Jumping into frigid lakes. In April. The water couldn't have been warmer than 50 degrees.

I have a habit of making things more difficult than they have to be. Taking a shower is a good example. It's easy to do with hot water. Too easy, apparently. 

I've been experimenting with cold exposure lately. My interest in the health benefits of cold exposure was sparked by Wim Hoff and Dr. Rhonda Patrick. Patrick has presented a litany of research on the health benefits. She's an authoritative voice, so I have no doubt that her findings, and the findings of others that she presents, are sound.

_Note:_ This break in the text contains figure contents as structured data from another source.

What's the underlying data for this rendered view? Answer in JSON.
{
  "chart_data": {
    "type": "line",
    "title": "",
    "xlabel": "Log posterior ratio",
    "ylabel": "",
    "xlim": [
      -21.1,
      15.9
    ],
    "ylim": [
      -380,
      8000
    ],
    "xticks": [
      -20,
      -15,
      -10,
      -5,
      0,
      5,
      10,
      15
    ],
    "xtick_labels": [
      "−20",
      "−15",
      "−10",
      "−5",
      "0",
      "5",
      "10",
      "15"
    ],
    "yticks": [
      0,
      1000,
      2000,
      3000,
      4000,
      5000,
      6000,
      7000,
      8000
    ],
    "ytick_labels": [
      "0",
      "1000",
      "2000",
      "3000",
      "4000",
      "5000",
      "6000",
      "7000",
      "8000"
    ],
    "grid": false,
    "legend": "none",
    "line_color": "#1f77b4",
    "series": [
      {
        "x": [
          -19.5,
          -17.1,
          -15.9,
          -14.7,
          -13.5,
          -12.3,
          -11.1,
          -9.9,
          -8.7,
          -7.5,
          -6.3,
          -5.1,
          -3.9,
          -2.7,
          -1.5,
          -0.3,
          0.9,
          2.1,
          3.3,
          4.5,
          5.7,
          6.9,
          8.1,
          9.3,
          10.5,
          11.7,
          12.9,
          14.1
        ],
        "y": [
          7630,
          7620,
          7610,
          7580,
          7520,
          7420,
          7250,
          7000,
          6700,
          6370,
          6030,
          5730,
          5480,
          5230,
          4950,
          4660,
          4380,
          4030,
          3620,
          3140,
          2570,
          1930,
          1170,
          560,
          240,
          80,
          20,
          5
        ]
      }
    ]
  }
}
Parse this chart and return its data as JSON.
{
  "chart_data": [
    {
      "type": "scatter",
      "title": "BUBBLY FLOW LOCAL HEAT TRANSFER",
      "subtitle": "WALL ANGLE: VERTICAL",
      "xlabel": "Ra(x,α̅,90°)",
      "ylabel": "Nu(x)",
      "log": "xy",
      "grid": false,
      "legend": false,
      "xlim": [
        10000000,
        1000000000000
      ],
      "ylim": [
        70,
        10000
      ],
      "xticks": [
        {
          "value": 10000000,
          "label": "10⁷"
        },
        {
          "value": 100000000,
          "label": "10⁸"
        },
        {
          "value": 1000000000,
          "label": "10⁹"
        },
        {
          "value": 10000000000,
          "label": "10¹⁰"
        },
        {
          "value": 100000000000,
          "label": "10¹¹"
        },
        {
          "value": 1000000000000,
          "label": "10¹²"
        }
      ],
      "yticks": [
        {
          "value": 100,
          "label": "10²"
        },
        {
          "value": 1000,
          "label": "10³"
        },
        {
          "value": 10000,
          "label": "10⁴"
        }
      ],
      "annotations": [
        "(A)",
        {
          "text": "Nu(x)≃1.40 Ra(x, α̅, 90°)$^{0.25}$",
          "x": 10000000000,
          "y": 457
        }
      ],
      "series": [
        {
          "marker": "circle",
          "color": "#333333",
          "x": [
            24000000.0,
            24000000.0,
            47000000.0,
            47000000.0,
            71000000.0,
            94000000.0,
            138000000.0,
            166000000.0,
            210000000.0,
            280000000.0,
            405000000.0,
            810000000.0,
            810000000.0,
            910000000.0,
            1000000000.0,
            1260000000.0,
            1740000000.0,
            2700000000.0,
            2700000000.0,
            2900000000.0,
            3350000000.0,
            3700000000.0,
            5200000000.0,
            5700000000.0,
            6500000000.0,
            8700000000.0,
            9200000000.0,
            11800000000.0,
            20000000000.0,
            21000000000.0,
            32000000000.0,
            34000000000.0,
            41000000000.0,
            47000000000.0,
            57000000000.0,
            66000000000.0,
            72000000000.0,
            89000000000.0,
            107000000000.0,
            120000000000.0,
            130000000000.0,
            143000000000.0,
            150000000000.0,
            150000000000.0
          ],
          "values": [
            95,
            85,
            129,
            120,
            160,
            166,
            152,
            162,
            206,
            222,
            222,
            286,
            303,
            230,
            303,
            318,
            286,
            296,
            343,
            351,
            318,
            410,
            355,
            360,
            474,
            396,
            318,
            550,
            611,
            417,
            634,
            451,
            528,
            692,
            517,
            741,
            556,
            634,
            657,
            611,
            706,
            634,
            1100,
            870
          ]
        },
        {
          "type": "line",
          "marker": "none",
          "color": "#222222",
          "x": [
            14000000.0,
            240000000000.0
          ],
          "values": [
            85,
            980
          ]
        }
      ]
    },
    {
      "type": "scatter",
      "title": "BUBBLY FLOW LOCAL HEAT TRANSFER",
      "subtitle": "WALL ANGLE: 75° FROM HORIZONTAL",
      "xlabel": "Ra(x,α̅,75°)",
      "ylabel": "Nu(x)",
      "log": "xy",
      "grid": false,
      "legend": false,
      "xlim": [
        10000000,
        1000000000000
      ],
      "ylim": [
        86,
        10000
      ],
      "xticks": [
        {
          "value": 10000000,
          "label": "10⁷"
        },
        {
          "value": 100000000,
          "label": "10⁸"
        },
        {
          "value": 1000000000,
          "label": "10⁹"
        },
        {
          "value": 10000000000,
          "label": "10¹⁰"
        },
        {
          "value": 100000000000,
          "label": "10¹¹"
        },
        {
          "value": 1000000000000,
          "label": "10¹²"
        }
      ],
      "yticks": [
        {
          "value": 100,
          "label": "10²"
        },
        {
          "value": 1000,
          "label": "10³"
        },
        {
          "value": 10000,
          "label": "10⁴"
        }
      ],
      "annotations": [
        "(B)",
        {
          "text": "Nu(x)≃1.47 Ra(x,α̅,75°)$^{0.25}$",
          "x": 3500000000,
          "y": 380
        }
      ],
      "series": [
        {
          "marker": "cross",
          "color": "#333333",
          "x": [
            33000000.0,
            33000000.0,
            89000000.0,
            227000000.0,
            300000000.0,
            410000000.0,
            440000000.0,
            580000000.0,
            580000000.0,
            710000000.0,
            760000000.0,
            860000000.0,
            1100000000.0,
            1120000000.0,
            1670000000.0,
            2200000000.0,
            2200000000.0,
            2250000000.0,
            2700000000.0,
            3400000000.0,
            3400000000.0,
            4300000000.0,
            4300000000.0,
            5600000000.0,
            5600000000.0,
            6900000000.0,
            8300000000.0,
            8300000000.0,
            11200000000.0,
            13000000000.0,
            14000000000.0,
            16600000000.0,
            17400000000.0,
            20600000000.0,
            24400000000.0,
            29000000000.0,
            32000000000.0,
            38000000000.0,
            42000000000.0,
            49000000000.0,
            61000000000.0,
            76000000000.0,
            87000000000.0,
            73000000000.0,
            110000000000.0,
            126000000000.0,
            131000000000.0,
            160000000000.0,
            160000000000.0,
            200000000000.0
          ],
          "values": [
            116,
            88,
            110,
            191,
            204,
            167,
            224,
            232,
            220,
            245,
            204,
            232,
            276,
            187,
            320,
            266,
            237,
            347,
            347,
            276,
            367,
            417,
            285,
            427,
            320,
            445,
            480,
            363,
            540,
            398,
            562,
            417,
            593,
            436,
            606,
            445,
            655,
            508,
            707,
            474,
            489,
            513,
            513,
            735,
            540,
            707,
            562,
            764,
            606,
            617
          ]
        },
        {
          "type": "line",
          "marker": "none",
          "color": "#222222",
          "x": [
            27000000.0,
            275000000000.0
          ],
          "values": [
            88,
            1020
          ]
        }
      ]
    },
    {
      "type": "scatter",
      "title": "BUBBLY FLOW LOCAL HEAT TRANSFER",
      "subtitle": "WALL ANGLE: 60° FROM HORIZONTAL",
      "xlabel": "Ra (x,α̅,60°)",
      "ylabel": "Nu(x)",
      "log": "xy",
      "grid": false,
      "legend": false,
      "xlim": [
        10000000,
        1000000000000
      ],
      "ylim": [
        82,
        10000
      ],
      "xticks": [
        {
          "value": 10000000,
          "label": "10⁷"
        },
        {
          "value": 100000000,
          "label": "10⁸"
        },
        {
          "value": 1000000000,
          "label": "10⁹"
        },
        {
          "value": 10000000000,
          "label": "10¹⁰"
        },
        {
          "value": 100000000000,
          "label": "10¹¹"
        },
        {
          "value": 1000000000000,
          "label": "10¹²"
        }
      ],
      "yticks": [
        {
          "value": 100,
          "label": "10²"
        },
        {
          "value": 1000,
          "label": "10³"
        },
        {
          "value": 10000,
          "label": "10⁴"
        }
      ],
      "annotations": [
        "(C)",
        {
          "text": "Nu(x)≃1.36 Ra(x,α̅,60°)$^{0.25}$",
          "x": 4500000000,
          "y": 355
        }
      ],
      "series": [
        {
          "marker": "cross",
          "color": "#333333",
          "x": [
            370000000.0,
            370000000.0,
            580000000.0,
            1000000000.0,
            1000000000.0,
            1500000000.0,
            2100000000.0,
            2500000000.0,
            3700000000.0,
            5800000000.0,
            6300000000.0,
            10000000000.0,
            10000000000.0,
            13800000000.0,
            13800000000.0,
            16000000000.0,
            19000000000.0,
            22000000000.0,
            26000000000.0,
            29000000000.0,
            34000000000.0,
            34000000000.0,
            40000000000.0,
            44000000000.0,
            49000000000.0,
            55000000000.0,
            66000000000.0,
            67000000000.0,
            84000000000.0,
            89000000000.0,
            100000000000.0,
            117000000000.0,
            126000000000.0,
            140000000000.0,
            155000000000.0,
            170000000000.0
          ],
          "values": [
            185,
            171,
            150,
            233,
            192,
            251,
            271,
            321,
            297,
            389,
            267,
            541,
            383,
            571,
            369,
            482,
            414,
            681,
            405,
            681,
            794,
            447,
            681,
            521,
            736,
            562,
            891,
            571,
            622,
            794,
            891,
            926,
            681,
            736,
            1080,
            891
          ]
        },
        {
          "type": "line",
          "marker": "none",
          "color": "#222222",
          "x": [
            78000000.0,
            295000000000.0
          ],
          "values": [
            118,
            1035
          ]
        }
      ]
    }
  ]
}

But even if none of the research holds up, I'll continue with cold exposure.

As my friend, also a practitioner, says: "The hardest part is convincing yourself that you're not going to die." It's an exercise in mental strength every morning when I spin that shower dial as far as it will go to the right. And the mood boost that comes afterward -- whether it's neuro-chemical or just satisfaction from another small victory -- is inconsequential.

On Saturday, we got our first taste of the balmy weather to come, with temperatures hovering in the low 60s. The weekend prior, we'd received a dusting of snow. At the end of a hike, I dove into an icy lake and stayed in for a few minutes. After the initial shock, numbness set in and I was aware of, if not indifferent to, the cold. I was present with it. I knew I wasn't going to die. Not if I got out and dried off in the near future.

The shower no longer feels so cold to me. And other difficulties, regardless of scale, seem smaller.